Bases do not have to be ordered. I respectfully present the following as a counterpoint to Agustí Roig's response.
First of all, a basis is simply a set of vectors, by definition; and sets are unordered. If you wish to enumerate the vectors in a basis, you will of course do so in some order, but this order is arbitrary.
This arbitrary order of enumeration is the reason why we describe vectors as tuples. The order of the coefficients in a tuple matters only in as much as it must be in agreement with the arbitrary order which was selected for the basis vectors. To wit: let x, y be two arbitrary linearly independent vectors. The tuple [ 7 5 ] with respect to the (enumeration of the) basis v1 = x, v2 = y represents the same vector as the tuple [ 5 7 ] with respect to the (different enumeration of the same) basis v2 = x, v1 = y. The tuple is just a representation of a vector, relative to an arbitrarily chosen order for the basis.
Even more foundationally: "tuples" can be regarded as functions from the integers (e.g. the indices '1', '2', etc.) to the reals, complex numbers, or whichever set you draw your coefficients from. So [ 7 5 ] can be thought of as 'really being' the function mapping
'1' $\mapsto$ 7,
'2' $\mapsto$ 5.
Our enumeration of the basis has a similar role: choosing the enumeration v1 = x, v2 = y is equivalent to defining a mapping
'1' $\mapsto$ x,
'2' $\mapsto$ y.
Why do I have '1' and '2' in quotes? Because they're just labels; any other labels would do just as well. For instance, I could replace '1' and '2' with the vectors x and y themselves.
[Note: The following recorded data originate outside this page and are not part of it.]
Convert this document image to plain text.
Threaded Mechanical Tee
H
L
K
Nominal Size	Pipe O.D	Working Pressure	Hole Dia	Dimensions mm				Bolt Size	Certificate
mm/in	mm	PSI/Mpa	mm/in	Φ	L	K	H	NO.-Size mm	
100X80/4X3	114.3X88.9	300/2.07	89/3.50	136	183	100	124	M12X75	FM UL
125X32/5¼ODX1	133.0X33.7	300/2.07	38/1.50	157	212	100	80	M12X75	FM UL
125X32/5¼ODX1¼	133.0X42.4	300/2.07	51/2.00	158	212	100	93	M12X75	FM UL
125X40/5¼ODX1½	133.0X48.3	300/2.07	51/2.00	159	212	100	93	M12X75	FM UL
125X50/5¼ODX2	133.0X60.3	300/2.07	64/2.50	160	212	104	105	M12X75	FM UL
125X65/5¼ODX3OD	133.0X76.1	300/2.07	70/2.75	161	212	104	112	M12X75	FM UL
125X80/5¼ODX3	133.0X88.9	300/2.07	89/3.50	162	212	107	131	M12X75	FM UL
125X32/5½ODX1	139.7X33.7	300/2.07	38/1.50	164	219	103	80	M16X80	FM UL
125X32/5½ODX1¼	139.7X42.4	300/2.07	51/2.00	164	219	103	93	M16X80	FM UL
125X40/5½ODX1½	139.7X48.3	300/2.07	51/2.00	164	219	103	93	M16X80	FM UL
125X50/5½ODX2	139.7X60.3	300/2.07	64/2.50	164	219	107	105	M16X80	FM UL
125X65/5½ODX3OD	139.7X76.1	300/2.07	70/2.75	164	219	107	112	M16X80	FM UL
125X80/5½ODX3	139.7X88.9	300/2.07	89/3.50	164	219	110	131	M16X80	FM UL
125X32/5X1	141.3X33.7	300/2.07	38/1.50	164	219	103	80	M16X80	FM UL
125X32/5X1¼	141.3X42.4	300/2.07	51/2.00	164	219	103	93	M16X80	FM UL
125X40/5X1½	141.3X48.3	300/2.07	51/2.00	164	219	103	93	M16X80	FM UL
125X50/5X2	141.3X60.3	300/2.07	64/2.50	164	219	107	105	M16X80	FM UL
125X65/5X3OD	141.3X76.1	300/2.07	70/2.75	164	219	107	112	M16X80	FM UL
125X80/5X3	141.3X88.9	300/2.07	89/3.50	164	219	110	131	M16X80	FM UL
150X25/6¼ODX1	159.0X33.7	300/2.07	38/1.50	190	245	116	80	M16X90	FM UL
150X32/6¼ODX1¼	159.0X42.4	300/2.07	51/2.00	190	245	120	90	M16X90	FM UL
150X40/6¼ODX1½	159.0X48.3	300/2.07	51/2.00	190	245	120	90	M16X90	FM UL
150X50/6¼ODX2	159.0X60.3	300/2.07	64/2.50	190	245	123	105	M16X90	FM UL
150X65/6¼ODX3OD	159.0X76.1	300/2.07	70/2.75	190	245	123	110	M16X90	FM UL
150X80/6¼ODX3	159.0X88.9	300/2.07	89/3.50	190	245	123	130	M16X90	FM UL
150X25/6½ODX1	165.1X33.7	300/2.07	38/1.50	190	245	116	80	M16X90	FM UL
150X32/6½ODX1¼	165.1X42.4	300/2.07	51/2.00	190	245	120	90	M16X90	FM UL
Then we could define vectors by coefficient functions such as
x $\mapsto$ 7,
y $\mapsto$ 5;
that is, the coefficient 7 is associated to the vector x, and the coefficient 5 is associated to y, to represent the vector 7x + 5y. This is what we really mean anyway; never mind any ordering of the vectors in your basis. With this, the arbitrary ordering of the basis disappears, leaving nothing but what it is we really mean by it all.
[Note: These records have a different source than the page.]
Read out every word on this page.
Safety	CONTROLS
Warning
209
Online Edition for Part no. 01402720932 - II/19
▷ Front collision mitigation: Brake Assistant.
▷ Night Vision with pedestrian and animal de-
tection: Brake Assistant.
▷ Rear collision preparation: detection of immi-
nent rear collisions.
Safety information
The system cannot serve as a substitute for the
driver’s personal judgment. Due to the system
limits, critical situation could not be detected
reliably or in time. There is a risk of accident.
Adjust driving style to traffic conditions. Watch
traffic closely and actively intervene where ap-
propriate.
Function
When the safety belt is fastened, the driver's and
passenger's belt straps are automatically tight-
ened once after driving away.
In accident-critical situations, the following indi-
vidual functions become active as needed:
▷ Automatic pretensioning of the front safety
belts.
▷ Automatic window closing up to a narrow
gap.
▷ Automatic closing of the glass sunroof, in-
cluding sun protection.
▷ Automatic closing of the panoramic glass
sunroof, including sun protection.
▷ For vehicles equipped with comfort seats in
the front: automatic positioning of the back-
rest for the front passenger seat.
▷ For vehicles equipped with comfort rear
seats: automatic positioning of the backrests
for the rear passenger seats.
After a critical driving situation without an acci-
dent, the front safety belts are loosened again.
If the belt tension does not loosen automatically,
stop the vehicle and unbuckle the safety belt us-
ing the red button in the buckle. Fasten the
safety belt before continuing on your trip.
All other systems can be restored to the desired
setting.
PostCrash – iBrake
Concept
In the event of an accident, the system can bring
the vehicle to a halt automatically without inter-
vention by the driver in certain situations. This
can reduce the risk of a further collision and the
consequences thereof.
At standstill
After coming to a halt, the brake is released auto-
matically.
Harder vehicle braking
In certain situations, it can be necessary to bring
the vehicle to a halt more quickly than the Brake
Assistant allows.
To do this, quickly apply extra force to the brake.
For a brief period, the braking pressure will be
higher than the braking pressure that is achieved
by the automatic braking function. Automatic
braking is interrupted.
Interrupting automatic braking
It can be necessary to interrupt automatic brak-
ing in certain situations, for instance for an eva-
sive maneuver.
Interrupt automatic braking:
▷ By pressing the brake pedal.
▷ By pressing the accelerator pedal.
So: when we order our bases, its only to make it easier to present things — it is not part of the definition, or part of the structure of the objects we really care about.
A morphism on a Euclidean space ought to preserve all of the structures of Euclidean geometry. In particular, it should map circles to other circles, to preserve the structures guaranteed by the third postulate; so it must be an isothety (a rigid transformation up to scaling). This includes, but is not restricted to, the rigid transformations.
Can you make any argument why the morphisms should consist only of rigid transformations (excluding isothetic maps such as v $\mapsto$ 2v)?